His head was down, his eyes closed, when he hung up. When he opened his eyes, he was looking at the dead cat in the basket.
"Katharine!"
"Yessir."
"Will you have somebody bury this cat."
"We wondered what you wanted to do with it."
"God knows what I had in mind." He looked at the corpse and shook his head. "God knows. Maybe a Christian burial; maybe I hoped she'd come around. Get rid of it right away, would you?"
He stopped by Katharine's desk on his way home and told her not to worry about the glowing jewel on the seventh meter from the bottom, fifth row from the left, on the east wall.
"Beyond help," he said. Lathe group three, Building 58, had been good in its day, but was showing wear and becoming a misfit in the slick, streamlined setup, where there was no place for erratic behavior. "Basically, it wasn't built for the job it's doing anyway. I look for the buzzer to go off any day now, and that'll be the end."
In each meter box, in addition to the instrument, the jewel, and the warning lamp, was a buzzer. The buzzer was the signal for a unit's complete breakdown.
Chapter Two
THE SHAH OF BRATPUHR, spiritual leader of 6,000,000 members of the Kolhouri sect, wizened and wise and dark as cocoa, encrusted with gold brocade and constellations of twinkling gems, sank deep into the royal-blue cushions of the limousine - like a priceless brooch in its gift box.

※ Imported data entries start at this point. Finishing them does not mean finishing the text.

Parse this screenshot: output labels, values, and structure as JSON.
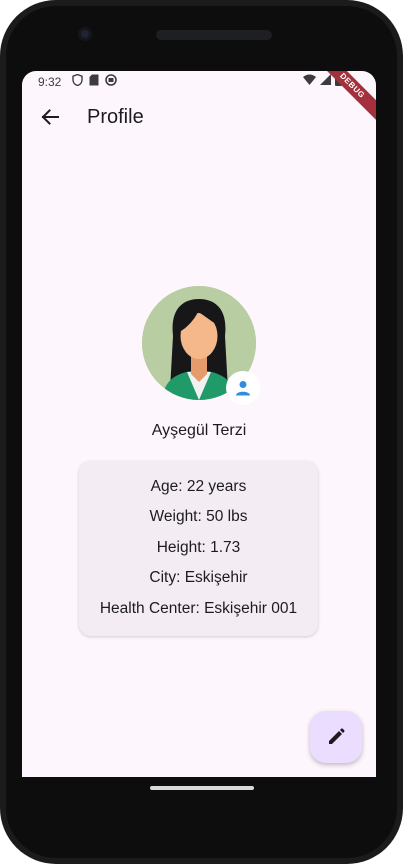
{
  "status_bar": {
    "time": "9:32",
    "left_icons": [
      "shield-icon",
      "sd-card-icon",
      "app-icon"
    ],
    "right_icons": [
      "wifi-icon",
      "signal-icon",
      "battery-icon"
    ]
  },
  "debug_banner": "DEBUG",
  "app_bar": {
    "back_icon": "arrow-back-icon",
    "title": "Profile"
  },
  "profile": {
    "name": "Ayşegül Terzi",
    "badge_icon": "person-icon",
    "details": [
      "Age: 22 years",
      "Weight: 50 lbs",
      "Height: 1.73",
      "City: Eskişehir",
      "Health Center: Eskişehir 001"
    ]
  },
  "fab": {
    "icon": "edit-icon"
  },
  "colors": {
    "background": "#fdf7fd",
    "card": "#f3edf3",
    "fab": "#eaddff",
    "avatar_bg": "#b9cda3",
    "badge_icon": "#2f8de0",
    "debug": "#a4303c"
  }
}
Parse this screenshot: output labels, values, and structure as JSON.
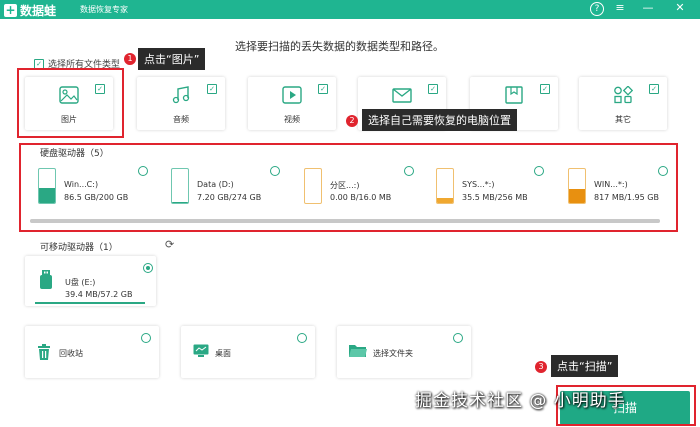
{
  "app": {
    "logo_icon": "plus-icon",
    "logo_text": "数据蛙",
    "subtitle": "数据恢复专家",
    "controls": {
      "help": "?",
      "menu": "≡",
      "minimize": "—",
      "close": "✕"
    }
  },
  "heading": "选择要扫描的丢失数据的数据类型和路径。",
  "select_all": {
    "label": "选择所有文件类型",
    "checked": true
  },
  "file_types": [
    {
      "label": "图片",
      "icon": "image-icon",
      "checked": true
    },
    {
      "label": "音频",
      "icon": "music-icon",
      "checked": true
    },
    {
      "label": "视频",
      "icon": "video-icon",
      "checked": true
    },
    {
      "label": "",
      "icon": "email-icon",
      "checked": true
    },
    {
      "label": "",
      "icon": "document-icon",
      "checked": true
    },
    {
      "label": "其它",
      "icon": "other-icon",
      "checked": true
    }
  ],
  "hard_drives": {
    "title": "硬盘驱动器（5）",
    "drives": [
      {
        "name": "Win...C:)",
        "size": "86.5 GB/200 GB",
        "fill_ratio": 0.43,
        "color": "#2aa884"
      },
      {
        "name": "Data (D:)",
        "size": "7.20 GB/274 GB",
        "fill_ratio": 0.03,
        "color": "#2aa884"
      },
      {
        "name": "分区...:)",
        "size": "0.00  B/16.0 MB",
        "fill_ratio": 0.0,
        "color": "#f0a830"
      },
      {
        "name": "SYS...*:)",
        "size": "35.5 MB/256 MB",
        "fill_ratio": 0.14,
        "color": "#f0a830"
      },
      {
        "name": "WIN...*:)",
        "size": "817 MB/1.95 GB",
        "fill_ratio": 0.42,
        "color": "#e89010"
      }
    ]
  },
  "removable": {
    "title": "可移动驱动器（1）",
    "refresh_icon": "refresh-icon",
    "drive": {
      "name": "U盘 (E:)",
      "size": "39.4 MB/57.2 GB",
      "selected": true,
      "icon": "usb-icon"
    }
  },
  "quick": [
    {
      "label": "回收站",
      "icon": "trash-icon"
    },
    {
      "label": "桌面",
      "icon": "desktop-icon"
    },
    {
      "label": "选择文件夹",
      "icon": "folder-icon"
    }
  ],
  "annotations": {
    "tip1": "点击“图片”",
    "tip2": "选择自己需要恢复的电脑位置",
    "tip3": "点击“扫描”",
    "badge1": "1",
    "badge2": "2",
    "badge3": "3"
  },
  "scan_button": "扫描",
  "watermark": "掘金技术社区 @ 小明助手",
  "colors": {
    "accent": "#1fb591",
    "annotation_red": "#e0242e",
    "tip_bg": "#2b2b2b"
  }
}
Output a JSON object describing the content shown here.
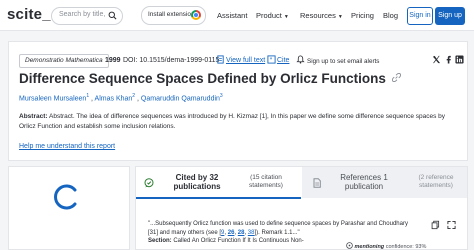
{
  "nav": {
    "logo": "scite_",
    "search_placeholder": "Search by title,",
    "install_label": "Install extension!",
    "items": [
      "Assistant",
      "Product",
      "Resources",
      "Pricing",
      "Blog"
    ],
    "signin": "Sign in",
    "signup": "Sign up"
  },
  "paper": {
    "journal": "Demonstratio Mathematica",
    "year": "1999",
    "doi": "DOI: 10.1515/dema-1999-0115",
    "full_text": "View full text",
    "cite": "Cite",
    "alerts": "Sign up to set email alerts",
    "title": "Difference Sequence Spaces Defined by Orlicz Functions",
    "authors": [
      "Mursaleen Mursaleen",
      "Almas Khan",
      "Qamaruddin Qamaruddin"
    ],
    "author_sups": [
      "1",
      "2",
      "3"
    ],
    "abstract_label": "Abstract:",
    "abstract_text": "Abstract. The idea of difference sequences was introduced by H. Kizmaz [1], In this paper we define some difference sequence spaces by Orlicz Function and establish some inclusion relations.",
    "help": "Help me understand this report"
  },
  "tabs": {
    "cited_title_1": "Cited by 32",
    "cited_title_2": "publications",
    "cited_sub_1": "(15 citation",
    "cited_sub_2": "statements)",
    "refs_title_1": "References 1",
    "refs_title_2": "publication",
    "refs_sub_1": "(2 reference",
    "refs_sub_2": "statements)"
  },
  "snippet": {
    "line1": "\"...Subsequently Orlicz function was used to define sequence spaces by Parashar and Choudhary",
    "line2_pre": "[31] and many others (see [",
    "c1": "9",
    "sep1": ", ",
    "c2": "26",
    "sep2": ", ",
    "c3": "28",
    "sep3": ", ",
    "c4": "38",
    "line2_post": "]). Remark 1.1...\"",
    "section_label": "Section:",
    "section_text": "Called An Orlicz Function If It Is Continuous Non-",
    "mention_label": "mentioning",
    "confidence": "confidence: 93%"
  },
  "colors": {
    "accent": "#1565c0",
    "text": "#2b2d33",
    "background": "#f4f5f7"
  }
}
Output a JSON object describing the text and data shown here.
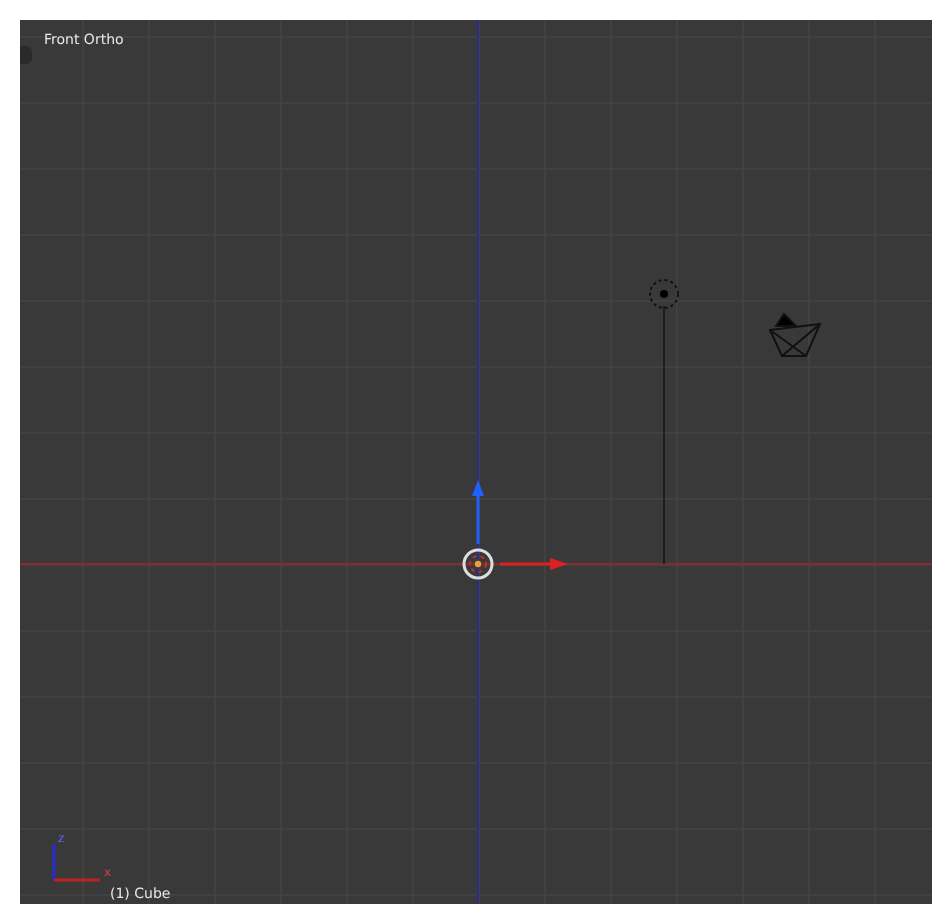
{
  "viewport": {
    "title": "Front Ortho",
    "axis_labels": [
      "x",
      "z"
    ],
    "object_label": "(1) Cube"
  }
}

On the other side of the limousine's rear seat sat Doctor Ewing J. Halyard, of the United States Department of State, a heavy, florid, urbane gentleman of forty. He wore a flowing sandy mustache, a colored shirt, a boutonniere, and a waistcoat contrasting with his dark suit, and wore them with such poise that one was sure he'd just come from a distinguished company where everyone dressed in this manner. The fact was that only Doctor Halyard did. And he got away with it beautifully.
Between them, nervous, grinning, young, and forever apologetic for his own lack of éclat or power, was Khashdrahr Miasma, the interpreter, and nephew of the Shah, who had learned English from a tutor, but had never before been outside of the Shah's palace.